Binarized Neural Networks (BNNs) A Review of Binarized Neural Networks are deep neural networks that use binary values for activations and weights, instead of full precision values.  BNNs can execute computations using bitwise operations, which reduces execution time. Model sizes of BNNs are much smaller than their full precision counterparts.  At training-time the binary weights and activations are used for computing the parameters gradients. During the forward pass, BNNs drastically reduce memory size and accesses, and replace most arithmetic operations with bit-wise operations, which is expected to substantially improve power-efficiency. While the accuracy of a BNN model is generally less than full precision models, BNNs have been closing accuracy gap and are becoming more accurate on larger datasets like ImageNet.  Binary Neural Networks (BNNs) show promising progress in reducing computational and memory costs, but suffer from substantial accuracy degradation compared to their real-valued counterparts on large-scale datasets. Convolutional Neural Networks (CNNs) have achieved state-of-the-art on a variety of tasks related to computer vision, for example, classification detection and text recognition. By reducing memory footprint and accelerating inference, there are two main approaches which allow for the execution of neural networks on devices with low computational power. By quantized floating point numbers with lower precision (binary ,1 bit of storage) weights and activations  are used in these approaches. By using binary weights and inputs a BNN can achieve up to 32×memory saving and 58× speedup on CPUs by representing both weights and activations with binary values.

Binary Neural Network
Binary Neural Network

In BNNs, there are real valued weights which are learned and binary versions of those weights which are used in the dot product with binary activations. In BNNs, the output of the activation function is a binary value and the activation function is the sign function. All values that are learned by the network through backpropagation. This includes weights, biases, gains and other values.
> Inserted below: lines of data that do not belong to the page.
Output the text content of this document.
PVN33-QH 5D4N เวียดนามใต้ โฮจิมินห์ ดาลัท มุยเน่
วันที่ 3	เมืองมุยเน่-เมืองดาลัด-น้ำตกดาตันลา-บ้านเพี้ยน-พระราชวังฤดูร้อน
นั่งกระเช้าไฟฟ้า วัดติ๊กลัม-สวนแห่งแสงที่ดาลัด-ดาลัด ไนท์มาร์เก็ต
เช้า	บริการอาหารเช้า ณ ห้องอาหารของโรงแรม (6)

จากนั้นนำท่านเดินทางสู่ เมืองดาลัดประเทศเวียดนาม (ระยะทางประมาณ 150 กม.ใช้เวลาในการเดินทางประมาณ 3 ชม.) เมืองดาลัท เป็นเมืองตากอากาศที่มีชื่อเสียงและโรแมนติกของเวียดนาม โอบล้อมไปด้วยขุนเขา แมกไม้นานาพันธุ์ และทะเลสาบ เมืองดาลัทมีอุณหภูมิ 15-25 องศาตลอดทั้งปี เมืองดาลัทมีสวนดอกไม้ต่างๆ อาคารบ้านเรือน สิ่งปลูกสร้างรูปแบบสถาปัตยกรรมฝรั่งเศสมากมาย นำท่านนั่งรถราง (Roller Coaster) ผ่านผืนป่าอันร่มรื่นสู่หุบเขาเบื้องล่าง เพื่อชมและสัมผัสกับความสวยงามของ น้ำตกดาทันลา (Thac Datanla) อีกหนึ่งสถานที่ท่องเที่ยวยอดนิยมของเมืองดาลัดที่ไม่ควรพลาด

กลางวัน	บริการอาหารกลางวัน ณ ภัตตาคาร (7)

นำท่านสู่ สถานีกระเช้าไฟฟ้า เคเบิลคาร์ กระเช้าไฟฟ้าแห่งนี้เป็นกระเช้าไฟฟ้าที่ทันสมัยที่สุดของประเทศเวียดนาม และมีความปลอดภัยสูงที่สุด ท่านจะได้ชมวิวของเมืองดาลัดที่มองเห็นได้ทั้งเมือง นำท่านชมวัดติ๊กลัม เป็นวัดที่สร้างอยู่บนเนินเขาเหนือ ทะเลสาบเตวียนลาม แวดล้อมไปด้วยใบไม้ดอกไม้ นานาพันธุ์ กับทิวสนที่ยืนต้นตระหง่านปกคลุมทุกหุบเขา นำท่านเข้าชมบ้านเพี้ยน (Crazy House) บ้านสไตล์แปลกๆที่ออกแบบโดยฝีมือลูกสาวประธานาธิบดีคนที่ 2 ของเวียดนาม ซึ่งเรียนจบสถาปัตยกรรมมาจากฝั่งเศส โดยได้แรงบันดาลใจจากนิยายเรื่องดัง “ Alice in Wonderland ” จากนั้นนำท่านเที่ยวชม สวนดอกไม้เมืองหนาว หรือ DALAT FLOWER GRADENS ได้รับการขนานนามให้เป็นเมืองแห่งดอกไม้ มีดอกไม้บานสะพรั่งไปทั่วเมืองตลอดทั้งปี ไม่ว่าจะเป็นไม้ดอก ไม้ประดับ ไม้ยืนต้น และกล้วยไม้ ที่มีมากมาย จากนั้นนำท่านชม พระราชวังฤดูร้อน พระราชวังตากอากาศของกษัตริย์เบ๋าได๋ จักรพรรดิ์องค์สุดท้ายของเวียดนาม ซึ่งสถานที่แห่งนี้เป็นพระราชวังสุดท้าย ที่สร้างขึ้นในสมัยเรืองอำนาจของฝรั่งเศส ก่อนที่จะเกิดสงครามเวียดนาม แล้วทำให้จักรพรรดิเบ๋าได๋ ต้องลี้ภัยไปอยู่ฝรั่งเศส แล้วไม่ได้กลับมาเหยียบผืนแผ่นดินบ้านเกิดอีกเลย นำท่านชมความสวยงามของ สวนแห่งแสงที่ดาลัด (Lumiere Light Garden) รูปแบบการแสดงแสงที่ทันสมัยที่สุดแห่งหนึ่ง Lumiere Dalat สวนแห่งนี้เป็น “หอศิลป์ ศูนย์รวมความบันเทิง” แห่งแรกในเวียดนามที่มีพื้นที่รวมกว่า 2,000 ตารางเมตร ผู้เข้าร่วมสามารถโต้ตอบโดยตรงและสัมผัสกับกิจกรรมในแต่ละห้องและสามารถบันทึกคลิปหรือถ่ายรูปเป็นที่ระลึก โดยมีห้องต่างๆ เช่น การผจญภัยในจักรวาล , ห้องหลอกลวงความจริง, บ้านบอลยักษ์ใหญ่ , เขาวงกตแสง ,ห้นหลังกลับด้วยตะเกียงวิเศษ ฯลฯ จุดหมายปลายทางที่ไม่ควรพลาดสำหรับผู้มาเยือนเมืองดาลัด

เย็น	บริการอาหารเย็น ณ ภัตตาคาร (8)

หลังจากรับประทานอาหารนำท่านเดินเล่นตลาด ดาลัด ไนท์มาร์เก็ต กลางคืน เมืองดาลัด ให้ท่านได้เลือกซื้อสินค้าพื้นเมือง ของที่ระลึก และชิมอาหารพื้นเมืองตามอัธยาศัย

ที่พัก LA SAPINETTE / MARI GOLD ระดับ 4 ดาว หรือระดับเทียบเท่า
Gain is a scaling factor that is usually learned from statistics. The term scaling factor is used at times in the literature, but we use gain here to emphasis its correlation with bias. The connection and layout of digital hardware.

The paper Deep Learning Binary Neural Network on an FPGA presents the architecture design of convolutional neural network with binary weights and activations by using an FPGA platform. Weights and input activations are binarized with only two values, +1 and -1, and proposed design uses only on-chip memories. An efficient implementation of batch normalization operation is introduced. When evaluating the CIFAR-10 benchmark, the proposed FPGA design can achieve a processing rate of 332,158 images per second with accuracy of 86.06% using 1-bit quantized weights and activations.

Another autrors Binarized Neural Networks: Training Neural Networks with Weights and Activations Constrained to +1 or 1 have introduced BNNs, DNNs with binary weights and activations at run-time and when computing the parameters gradients at train-time. They have conducted two sets of experiments on two different frameworks, on both, BNNs achieved nearly state-of-the-art results over the MNIST, CIFAR-10 and SVHN datasets. They wrote a binary matrix multiplication GPU kernel with which it is possible to run our MNIST BNN 7 times faster than with an unoptimized GPU kernel, without suffering any loss in classification accuracy.  During the forward pass (both at run-time and train-time), BNNs drastically reduce memory size and accesses, and replace most arithmetic operations with bit-wise operations, which might lead to a great increase in power-efficiency. Last they programed a binary matrix multiplication GPU kernel with which it is possible to run our MNIST MLP 7 times faster than with an unoptimized GPU kernel, without suffering any loss in classification accuracy.

A novel scheme to train binary convolutional neural networks (CNNs) – CNNs with weights and activations constrained to {-1,+1} at run-time presented in paper Towards Accurate Binary Convolutional Neural Network. Authors address with two major innovations: approximating full-precision weights with the linear combination of multiple binary weight bases and employing multiple binary activations to alleviate information loss. The implementation of the resulting binary CNN, denoted as ABC-Net, is shown to achieve much closer performance to its full-precision counterpart, and even reach the comparable prediction accuracy on ImageNet and forest trail datasets, given adequate binary weight bases and activations.

In paper BinaryDenseNet: Developing an Architecture for Binary Neural Networks  autjors study existing BNN architectures and revisit the commonly used technique to include scaling factors. Several architectural design principles for BNNs, based on our studies on architectures was suggested and a novel BNN architecture BinaryDenseNet was developed.  BinaryDenseNet achieves 18.6% and 7.6% relative improvement over the well-known XNOR-Network and the current state-of-the-art Bi-Real Net in terms of top-1 accuracy on ImageNet, respectively. Further,authors show the competitiveness of BinaryDenseNet regarding memory requirements and computational complexity.